DEV Community

CVE Reports
CVE Reports

Posted on • Originally published at cvereports.com

GHSA-Q66H-M87M-J2Q6: Coin Toss to Shell: Unmasking the bitcoinrb RPC Command Injection

Coin Toss to Shell: Unmasking the bitcoinrb RPC Command Injection

Vulnerability ID: GHSA-Q66H-M87M-J2Q6
CVSS Score: 9.8
Published: 2026-02-10

A critical Command Injection vulnerability was discovered in the bitcoinrb RubyGem, a Ruby implementation of the Bitcoin protocol. The flaw stems from insecure dynamic method dispatch in the RPC server component, specifically the misuse of Ruby's Object#send method.

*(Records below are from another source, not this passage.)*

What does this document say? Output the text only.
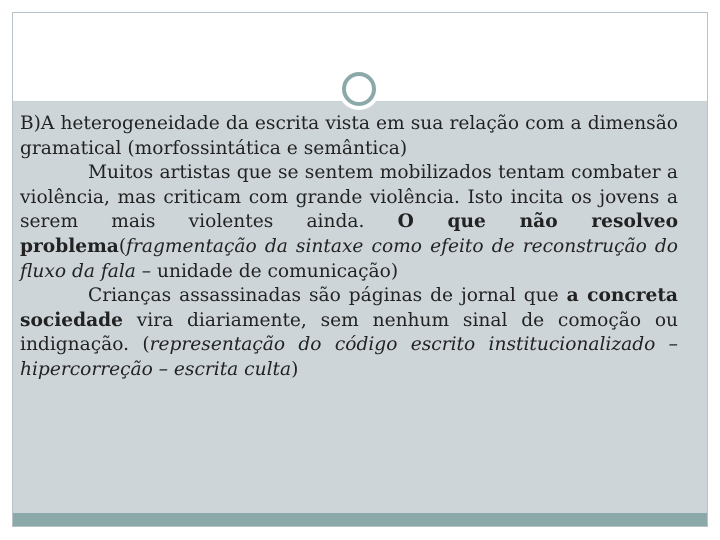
B)A heterogeneidade da escrita vista em sua relação com a dimensão gramatical (morfossintática e semântica)

Muitos artistas que se sentem mobilizados tentam combater a violência, mas criticam com grande violência. Isto incita os jovens a serem mais violentes ainda. O que não resolveo problema(fragmentação da sintaxe como efeito de reconstrução do fluxo da fala – unidade de comunicação)

Crianças assassinadas são páginas de jornal que a concreta sociedade vira diariamente, sem nenhum sinal de comoção ou indignação. (representação do código escrito institucionalizado – hipercorreção – escrita culta)
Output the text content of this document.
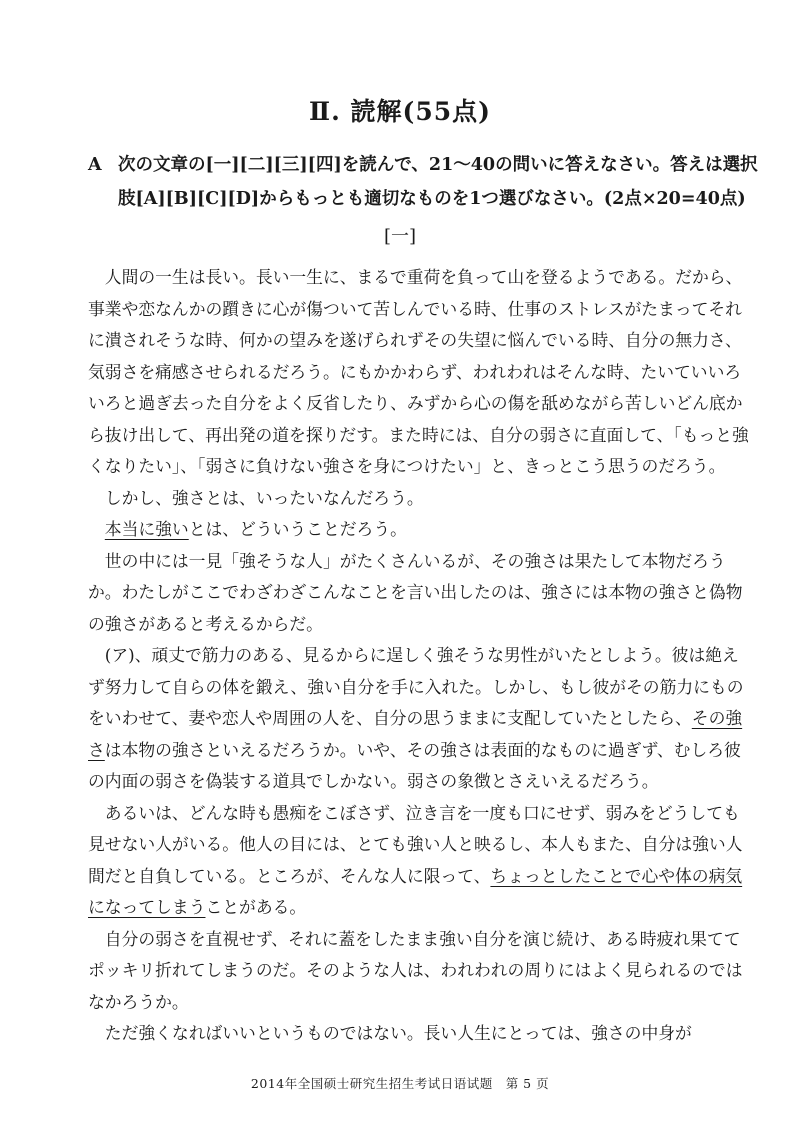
Ⅱ. 読解(55点)
A 次の文章の[一][二][三][四]を読んで、21～40の問いに答えなさい。答えは選択
肢[A][B][C][D]からもっとも適切なものを1つ選びなさい。(2点×20=40点)
[一]

人間の一生は長い。長い一生に、まるで重荷を負って山を登るようである。だから、事業や恋なんかの躓きに心が傷ついて苦しんでいる時、仕事のストレスがたまってそれに潰されそうな時、何かの望みを遂げられずその失望に悩んでいる時、自分の無力さ、気弱さを痛感させられるだろう。にもかかわらず、われわれはそんな時、たいていいろいろと過ぎ去った自分をよく反省したり、みずから心の傷を舐めながら苦しいどん底から抜け出して、再出発の道を探りだす。また時には、自分の弱さに直面して、「もっと強くなりたい」、「弱さに負けない強さを身につけたい」と、きっとこう思うのだろう。

しかし、強さとは、いったいなんだろう。

本当に強いとは、どういうことだろう。

世の中には一見「強そうな人」がたくさんいるが、その強さは果たして本物だろうか。わたしがここでわざわざこんなことを言い出したのは、強さには本物の強さと偽物の強さがあると考えるからだ。

(ア)、頑丈で筋力のある、見るからに逞しく強そうな男性がいたとしよう。彼は絶えず努力して自らの体を鍛え、強い自分を手に入れた。しかし、もし彼がその筋力にものをいわせて、妻や恋人や周囲の人を、自分の思うままに支配していたとしたら、その強さは本物の強さといえるだろうか。いや、その強さは表面的なものに過ぎず、むしろ彼の内面の弱さを偽装する道具でしかない。弱さの象徴とさえいえるだろう。

あるいは、どんな時も愚痴をこぼさず、泣き言を一度も口にせず、弱みをどうしても見せない人がいる。他人の目には、とても強い人と映るし、本人もまた、自分は強い人間だと自負している。ところが、そんな人に限って、ちょっとしたことで心や体の病気になってしまうことがある。

自分の弱さを直視せず、それに蓋をしたまま強い自分を演じ続け、ある時疲れ果ててポッキリ折れてしまうのだ。そのような人は、われわれの周りにはよく見られるのではなかろうか。

ただ強くなればいいというものではない。長い人生にとっては、強さの中身が

2014年全国硕士研究生招生考试日语试题　第 5 页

By crafting a malicious JSON-RPC request, an unauthenticated attacker can invoke arbitrary Ruby Kernel methods—such as system or exec—effectively turning a Bitcoin node into a remote shell. This vulnerability affects all versions prior to 1.12.0.

TL;DR

The bitcoinrb gem's RPC server blindly trusts user input when invoking methods, allowing attackers to execute system commands via the JSON method field. If you run a node with this gem exposed, your server is compromised. Update to v1.12.0 immediately.


⚠️ Exploit Status: POC

Technical Details

  • Vulnerability Type: Command Injection / Unsafe Reflection
  • Attack Vector: Network (RPC Interface)
  • Affected Component: lib/bitcoin/rpc/http_server.rb
  • Dangerous Method: Object#send
  • CVSS Score: 9.8 (Critical)
  • Patch Version: 1.12.0

Affected Systems

  • bitcoinrb < 1.12.0
  • bitcoinrb: < 1.12.0 (Fixed in: 1.12.0)

Code Analysis

Commit: 0703271

Fix RCE by whitelisting RPC commands

@@ -1,5 +1,18 @@
+SUPPORTED_COMMANDS = %w[
+  getblockchaininfo
+  stop
...]
Enter fullscreen mode Exit fullscreen mode

Exploit Details

  • Generated: Curl command injecting 'system' method into RPC request.

Mitigation Strategies

  • Update bitcoinrb to version 1.12.0 immediately.
  • Restrict network access to the RPC port (default 8332).
  • Implement strong RPC authentication.

Remediation Steps:

  1. Stop the running ruby process.
  2. Run bundle update bitcoinrb to fetch version 1.12.0.
  3. Verify the version with bundle list bitcoinrb.
  4. Restart the application.
  5. Review logs for past exploitation attempts.